By Mike Adams and Charles Hamma
Westbury’s Islamic Center of Long Island (ICLI) is set to start its Spring Youth Basketball Program for children grades K-5 on April 10.
The program, now in its second year, is open to both Muslims and non-Muslims and includes basketball lessons and practices held on Tuesdays, Wednesdays and Thursdays between the Maghreb and Isha prayers, which generally fall between 6:30 and 7:30 p.m. Entry fees are $50 for ICLI members and $60 for non-members.
The program helps promote religious education and a sense of faith for the area’s Muslim youth, ICLI executive board president-elect Amin Khwaja said.
“When the kids are here at the mosque, their sense of faith comes about at the same point,” Khwaja said. “The Center creates a culture of who we are as Muslims and our faith-based values.”
Muslim scholars encourage sports and similar activities as a way to promote health and physical fitness, provided a few rules are observed.
“Islam doesn’t stop any type of sports, and only says that the clothes should cover the body,” Habeeb Mohammed, a Quranic teacher and math professor at NYIT, said. “And if the game goes into the time to pray, then the game has to be stopped to pray. Also, if you have any bet on the game, then that is not allowed in Islam.”
The Center spent just under $80,000 constructing a basketball court in the mosque’s basement last May. ICLI sanctions investments like the court, which is free to use in the afternoons when no other events are scheduled, to help foster a community bond among its congregation.
“It’s a Center, so there’s lots of activities in addition to religious activities as well,” Sobia Patel, head of the Center’s sports committee. “You’re kind of building a community, and the community has lots of different assets.”

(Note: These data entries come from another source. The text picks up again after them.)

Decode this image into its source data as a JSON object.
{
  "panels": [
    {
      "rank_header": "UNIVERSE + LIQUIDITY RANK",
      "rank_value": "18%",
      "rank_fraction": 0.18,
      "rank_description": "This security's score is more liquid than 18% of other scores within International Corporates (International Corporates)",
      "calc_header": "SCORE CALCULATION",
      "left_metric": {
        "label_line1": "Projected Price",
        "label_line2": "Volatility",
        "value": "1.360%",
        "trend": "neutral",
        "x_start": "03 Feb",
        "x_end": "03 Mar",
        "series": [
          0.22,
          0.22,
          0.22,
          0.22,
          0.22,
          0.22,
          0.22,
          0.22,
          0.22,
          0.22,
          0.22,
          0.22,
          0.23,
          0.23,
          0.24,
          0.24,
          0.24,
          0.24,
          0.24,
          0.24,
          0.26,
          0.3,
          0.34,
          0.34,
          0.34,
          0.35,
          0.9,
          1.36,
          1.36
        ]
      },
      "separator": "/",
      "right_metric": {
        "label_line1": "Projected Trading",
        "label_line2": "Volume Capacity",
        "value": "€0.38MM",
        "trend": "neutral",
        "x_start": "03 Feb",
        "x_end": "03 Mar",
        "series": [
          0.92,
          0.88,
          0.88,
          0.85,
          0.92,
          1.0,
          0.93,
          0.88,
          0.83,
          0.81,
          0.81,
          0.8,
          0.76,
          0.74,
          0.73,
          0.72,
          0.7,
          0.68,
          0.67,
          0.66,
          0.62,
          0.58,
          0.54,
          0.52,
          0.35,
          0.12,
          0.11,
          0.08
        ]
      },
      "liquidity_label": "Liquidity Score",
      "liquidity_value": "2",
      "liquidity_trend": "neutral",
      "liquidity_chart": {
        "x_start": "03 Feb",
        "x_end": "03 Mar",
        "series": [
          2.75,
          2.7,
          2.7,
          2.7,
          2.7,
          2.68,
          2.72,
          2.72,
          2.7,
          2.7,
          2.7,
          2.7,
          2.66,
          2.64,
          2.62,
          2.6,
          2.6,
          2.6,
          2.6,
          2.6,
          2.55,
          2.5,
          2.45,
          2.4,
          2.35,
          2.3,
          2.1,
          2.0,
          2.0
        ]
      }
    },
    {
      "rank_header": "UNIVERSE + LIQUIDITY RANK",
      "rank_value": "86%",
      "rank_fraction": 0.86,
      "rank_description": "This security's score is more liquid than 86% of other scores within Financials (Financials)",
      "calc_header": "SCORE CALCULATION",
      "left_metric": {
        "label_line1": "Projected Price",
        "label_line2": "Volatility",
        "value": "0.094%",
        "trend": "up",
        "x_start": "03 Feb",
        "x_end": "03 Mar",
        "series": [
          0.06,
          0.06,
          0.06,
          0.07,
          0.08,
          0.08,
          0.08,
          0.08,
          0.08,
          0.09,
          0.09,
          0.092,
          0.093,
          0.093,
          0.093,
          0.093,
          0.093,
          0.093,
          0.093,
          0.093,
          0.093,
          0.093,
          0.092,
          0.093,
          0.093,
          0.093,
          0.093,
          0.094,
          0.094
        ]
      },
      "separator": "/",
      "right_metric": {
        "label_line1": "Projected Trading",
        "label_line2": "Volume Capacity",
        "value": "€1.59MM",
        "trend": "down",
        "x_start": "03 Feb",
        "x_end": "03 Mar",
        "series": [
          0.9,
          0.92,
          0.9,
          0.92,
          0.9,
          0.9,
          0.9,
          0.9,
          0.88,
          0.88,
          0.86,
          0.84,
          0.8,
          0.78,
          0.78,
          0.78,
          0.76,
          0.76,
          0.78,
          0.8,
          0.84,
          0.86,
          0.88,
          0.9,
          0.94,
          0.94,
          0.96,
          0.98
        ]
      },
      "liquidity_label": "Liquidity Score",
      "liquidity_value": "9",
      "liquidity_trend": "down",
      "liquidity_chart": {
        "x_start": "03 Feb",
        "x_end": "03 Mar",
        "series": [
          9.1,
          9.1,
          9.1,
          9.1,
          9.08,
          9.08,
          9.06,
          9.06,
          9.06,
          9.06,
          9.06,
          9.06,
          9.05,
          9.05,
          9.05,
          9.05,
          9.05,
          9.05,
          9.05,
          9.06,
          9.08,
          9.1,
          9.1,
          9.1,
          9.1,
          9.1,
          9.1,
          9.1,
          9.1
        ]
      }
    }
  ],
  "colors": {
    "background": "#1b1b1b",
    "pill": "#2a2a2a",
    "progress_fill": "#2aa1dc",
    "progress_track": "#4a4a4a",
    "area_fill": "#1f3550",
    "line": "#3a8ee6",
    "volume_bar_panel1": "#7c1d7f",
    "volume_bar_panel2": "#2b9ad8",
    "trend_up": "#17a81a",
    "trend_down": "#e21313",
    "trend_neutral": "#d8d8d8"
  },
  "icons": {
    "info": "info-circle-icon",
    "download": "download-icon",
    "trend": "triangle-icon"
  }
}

Parents of children participating in the basketball programs like Hamid Nawaz say it makes their children far more enthusiastic about coming to the mosque.
“Every Thursday he’s excited now,” Nawaz said. “Once he’s home from school, he’s just asking ‘let’s go to play,’ he doesn’t want to get here late.”
Some of the community’s older youth go on to participate in the Long Island Muslim Basketball Association, also known as LIMBA. While not every player views the league as anything other than an opportunity to play basketball, from time to time LIMBA hosts religious-themed events, like a recent talk with local scholar Mufti Farhan.
“We try to squeeze in as much [faith] as we possibly can, but obviously kids just want to play basketball,” Rashiq Rafeeq, captain of the ICLI’s LIMBA team, said. “Our main priority is to get the brothers to play together, be united and talk about Islam sometimes.”